Buenos días, Abraham. Estamos encantados de poder hablar contigo sobre tu libro No temeré mal alguno es cual es un thriller a la altura de los grandes superventas del género negro donde su protagonista participa en una investigación para dar caza a un asesino en serie cruel y sádico en Estados Unidos.

¿Qué se siente al publicar una novela de este género con tantos adeptos?

 Un reto más y una gran responsabilidad. Como en todos mis libros, comienzo sabiendo únicamente como va a terminar la novela y de ahí empiezo el largo camino de construir un mundo literario lleno de sorpresas.

La novela es un crisol de emociones, un rompecabezas y una montaña rusa de emociones. Desde el primer día mi compromiso fue darle al lector una historia de suspenso compleja, llena de verdades a medias y mentiras blancas. Estoy seguro de que logré mi cometido y de que el lector no tendrá idea dónde comienzan unas y otras.

 

Esta es tu segunda novela publicada tras En cuestión de segundos donde nos hablas de la magnitud de las consecuencias que pueden suceder en nuestras vidas de un momento a otro. ¿En qué género te sientes más cómodo? ¿En el drama o en la novela negra?

Me siento cómodo en ambos. Me gusta escribir de todo, pero aplicando una perspectiva distinta. No me gusta analizar las cosas a simple vista y siempre trato de encontrar el sinsentido de las primeras percepciones. No quiero ni pretendo enmarcarme en un solo género y pienso que lo que verdaderamente importa es la historia que se cuenta. Me interesan las historias que se fundamentan en las injusticias y en el sufrimiento humano. Mi primer libro fue una historia de infidelidad, No temeré mal alguno es una novela de suspense y ahora estoy trabajando en una historia del holocausto, y así tengo sobre el tintero una lista interminable de ideas.

 

En tu libro No temeré mal alguno cuentas la desgarradora vida que sufre la protagonista, Madeleine Thomas, durante su infancia puesto que ella se encuentra en el contexto de la esclavitud ¿En qué te has inspirado para describir con tanta soltura las escenas?

El compromiso permanente con el lector. No se puede escribir una novela de suspenso con ataduras o intentando ser políticamente correcto. La vida está llena de personajes muy oscuros, con personalidades macabras y capaces de cometer atrocidades impensables.

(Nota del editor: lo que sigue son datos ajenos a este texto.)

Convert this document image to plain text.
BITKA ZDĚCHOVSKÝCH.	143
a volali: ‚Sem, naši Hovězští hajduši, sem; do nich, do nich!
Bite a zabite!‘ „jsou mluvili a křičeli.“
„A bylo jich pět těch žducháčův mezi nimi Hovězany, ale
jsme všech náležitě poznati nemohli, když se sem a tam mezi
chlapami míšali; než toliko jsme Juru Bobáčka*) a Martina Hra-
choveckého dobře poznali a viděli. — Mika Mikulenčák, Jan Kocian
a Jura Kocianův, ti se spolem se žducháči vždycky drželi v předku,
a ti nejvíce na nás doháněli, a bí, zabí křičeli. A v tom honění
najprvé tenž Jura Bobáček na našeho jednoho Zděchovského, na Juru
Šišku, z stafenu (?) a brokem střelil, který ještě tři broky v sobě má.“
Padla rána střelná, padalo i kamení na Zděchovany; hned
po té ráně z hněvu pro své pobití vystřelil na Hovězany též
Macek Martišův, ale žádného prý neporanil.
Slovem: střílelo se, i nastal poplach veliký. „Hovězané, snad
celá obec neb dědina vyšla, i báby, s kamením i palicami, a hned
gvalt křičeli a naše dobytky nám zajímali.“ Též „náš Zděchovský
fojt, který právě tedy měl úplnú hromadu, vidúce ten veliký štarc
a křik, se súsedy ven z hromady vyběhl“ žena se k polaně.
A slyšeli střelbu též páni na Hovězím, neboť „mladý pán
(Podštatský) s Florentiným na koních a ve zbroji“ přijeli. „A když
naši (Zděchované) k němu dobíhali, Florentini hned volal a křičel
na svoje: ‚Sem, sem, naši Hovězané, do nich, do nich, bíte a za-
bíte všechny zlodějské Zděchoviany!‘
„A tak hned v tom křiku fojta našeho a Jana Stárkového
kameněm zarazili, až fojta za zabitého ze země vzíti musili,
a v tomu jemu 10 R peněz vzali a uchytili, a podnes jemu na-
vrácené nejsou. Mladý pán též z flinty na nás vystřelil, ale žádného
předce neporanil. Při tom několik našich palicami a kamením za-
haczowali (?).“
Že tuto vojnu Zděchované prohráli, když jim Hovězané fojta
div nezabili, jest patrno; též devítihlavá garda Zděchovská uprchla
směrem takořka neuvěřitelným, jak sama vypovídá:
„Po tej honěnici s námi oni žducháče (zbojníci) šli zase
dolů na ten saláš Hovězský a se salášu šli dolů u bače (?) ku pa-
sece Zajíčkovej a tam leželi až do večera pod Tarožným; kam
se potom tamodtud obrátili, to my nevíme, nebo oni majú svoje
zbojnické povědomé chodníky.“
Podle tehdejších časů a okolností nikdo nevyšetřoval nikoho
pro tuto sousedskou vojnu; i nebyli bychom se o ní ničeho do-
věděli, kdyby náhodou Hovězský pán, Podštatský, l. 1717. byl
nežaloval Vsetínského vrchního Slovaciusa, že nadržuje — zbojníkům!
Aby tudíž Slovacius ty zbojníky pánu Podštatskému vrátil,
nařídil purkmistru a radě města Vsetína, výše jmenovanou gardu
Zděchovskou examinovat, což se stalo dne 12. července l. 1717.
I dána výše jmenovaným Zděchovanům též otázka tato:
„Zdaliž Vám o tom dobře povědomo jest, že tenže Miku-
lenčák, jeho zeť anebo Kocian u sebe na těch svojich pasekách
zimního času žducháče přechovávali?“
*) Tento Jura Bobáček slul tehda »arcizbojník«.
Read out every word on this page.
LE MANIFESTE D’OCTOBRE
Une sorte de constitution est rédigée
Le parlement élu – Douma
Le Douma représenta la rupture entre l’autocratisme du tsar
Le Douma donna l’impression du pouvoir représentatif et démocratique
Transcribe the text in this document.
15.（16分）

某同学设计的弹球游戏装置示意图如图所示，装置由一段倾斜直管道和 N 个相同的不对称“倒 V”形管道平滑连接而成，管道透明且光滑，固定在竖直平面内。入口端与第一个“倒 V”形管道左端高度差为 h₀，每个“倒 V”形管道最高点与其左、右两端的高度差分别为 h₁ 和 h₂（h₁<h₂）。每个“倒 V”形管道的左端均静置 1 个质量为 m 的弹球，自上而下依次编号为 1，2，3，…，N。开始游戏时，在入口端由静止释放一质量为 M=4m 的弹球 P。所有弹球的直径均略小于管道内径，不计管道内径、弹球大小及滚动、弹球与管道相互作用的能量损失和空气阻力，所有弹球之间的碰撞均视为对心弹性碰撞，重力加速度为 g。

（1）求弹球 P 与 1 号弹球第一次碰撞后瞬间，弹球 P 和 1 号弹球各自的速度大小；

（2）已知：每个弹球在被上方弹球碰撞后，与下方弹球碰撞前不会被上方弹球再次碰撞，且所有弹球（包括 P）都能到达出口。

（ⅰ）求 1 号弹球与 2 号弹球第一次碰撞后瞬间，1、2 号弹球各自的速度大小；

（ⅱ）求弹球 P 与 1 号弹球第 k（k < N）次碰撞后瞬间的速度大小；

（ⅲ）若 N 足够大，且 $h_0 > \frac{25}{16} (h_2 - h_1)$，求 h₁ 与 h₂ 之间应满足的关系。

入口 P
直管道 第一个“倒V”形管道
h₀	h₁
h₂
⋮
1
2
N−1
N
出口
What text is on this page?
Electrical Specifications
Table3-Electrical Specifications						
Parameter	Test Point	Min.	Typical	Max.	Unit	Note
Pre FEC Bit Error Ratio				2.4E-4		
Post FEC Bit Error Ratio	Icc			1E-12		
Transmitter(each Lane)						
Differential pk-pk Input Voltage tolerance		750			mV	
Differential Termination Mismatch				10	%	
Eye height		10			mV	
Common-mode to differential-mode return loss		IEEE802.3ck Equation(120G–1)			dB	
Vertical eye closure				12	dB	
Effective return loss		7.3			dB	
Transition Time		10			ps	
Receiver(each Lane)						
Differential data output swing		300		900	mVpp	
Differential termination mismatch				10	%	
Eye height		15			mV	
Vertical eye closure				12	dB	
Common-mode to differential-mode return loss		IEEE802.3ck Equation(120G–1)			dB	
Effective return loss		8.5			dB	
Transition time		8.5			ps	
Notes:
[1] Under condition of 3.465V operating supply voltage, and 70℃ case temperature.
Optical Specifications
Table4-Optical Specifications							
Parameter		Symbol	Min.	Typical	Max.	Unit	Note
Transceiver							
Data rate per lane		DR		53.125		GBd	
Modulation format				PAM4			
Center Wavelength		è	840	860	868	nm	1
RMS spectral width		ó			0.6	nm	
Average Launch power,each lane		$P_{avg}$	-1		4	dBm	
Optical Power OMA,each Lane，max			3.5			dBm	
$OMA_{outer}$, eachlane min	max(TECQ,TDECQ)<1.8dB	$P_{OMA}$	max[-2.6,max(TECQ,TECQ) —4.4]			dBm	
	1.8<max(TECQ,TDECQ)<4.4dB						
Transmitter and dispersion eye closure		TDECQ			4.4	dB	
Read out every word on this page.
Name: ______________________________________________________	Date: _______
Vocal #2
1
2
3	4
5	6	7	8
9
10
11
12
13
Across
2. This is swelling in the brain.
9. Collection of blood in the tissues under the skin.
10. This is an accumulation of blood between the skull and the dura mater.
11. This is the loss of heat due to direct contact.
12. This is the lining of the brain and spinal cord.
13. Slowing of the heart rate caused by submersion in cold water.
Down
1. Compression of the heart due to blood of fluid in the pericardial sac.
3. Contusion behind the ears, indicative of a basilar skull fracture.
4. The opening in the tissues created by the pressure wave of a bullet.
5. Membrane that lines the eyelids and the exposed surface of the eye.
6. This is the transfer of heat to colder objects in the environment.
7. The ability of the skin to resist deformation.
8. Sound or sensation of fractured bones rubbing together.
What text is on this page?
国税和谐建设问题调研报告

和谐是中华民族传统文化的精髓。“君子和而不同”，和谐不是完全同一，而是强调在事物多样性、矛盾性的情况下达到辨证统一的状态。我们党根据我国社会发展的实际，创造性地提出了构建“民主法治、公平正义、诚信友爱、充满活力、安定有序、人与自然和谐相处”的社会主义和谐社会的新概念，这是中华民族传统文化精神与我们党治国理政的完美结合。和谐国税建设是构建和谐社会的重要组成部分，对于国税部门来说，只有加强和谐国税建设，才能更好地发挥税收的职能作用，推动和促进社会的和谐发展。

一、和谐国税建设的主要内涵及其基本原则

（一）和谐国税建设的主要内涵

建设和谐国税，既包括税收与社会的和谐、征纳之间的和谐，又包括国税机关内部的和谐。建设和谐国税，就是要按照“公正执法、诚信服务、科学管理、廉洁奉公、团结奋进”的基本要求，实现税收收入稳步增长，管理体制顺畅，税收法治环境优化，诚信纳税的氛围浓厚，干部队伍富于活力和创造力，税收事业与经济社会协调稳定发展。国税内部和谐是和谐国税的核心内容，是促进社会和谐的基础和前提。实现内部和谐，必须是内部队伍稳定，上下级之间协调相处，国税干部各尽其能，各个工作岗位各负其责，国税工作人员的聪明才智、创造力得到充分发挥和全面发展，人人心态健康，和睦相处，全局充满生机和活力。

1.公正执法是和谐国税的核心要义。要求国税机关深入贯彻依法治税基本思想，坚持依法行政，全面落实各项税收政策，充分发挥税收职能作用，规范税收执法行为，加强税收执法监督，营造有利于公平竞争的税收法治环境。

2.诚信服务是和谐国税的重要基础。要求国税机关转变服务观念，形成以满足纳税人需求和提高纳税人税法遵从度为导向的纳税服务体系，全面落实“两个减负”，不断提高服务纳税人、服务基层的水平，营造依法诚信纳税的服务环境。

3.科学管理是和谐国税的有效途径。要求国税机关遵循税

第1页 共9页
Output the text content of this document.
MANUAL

En el momento que entiendes que el lector tiene el derecho de saber lo que piensa un asesino, en ese preciso momento llegas a la conclusión de que solo hay una forma de escribir la historia: sin complejos y de la forma más cruda posible.

 

A lo largo del libro encontramos diferentes narradores que nos van describiendo la historia desde diferentes puntos de vista: el asesino, Stella, Ray Harvey, Timothy McLaren, Dwight Turner y Madeleine cuya vida es narrada a través de los ojos de Stella, algo que nos parece muy original. ¿Cómo ha sido tu proceso de escritura?

Tengo una forma muy particular de escribir y hay algunos que se sorprenden. Cuando inicio una novela lo único que tengo claro es cómo va a terminar y de ahí en adelante me dejo llevar libremente, sin estructuras forzadas ni preconcebidas. Cada uno de los personajes que voy creando son el resultado de la propia necesidad de la narrativa y los voy introduciendo para que cada uno de ellos pueda revelar algún tema de la historia sin que se hayan contaminado con las percepciones de otros personajes. De hecho, hasta las locaciones terminan siendo un personaje más. De esta forma puedo contar mi historia desde muchas perspectivas y darle más amplitud y vida a cada uno de ellos.

 

Vemos diferentes temas tratados a lo largo de No temeré mal alguno, como por ejemplo, el machismo, las afrentas familiares, el racismo, el pasado, la injusticia, la violencia, las drogas, etc. Ingredientes que hacen de tu libro una historia cargada de situaciones que hacen removerse al lector ¿Te has inspirado en algún autor para la trama narrativa o ha sido tu bagaje como escritor lo que ha ayudado a que consigas recrear una novela tan bien conseguida?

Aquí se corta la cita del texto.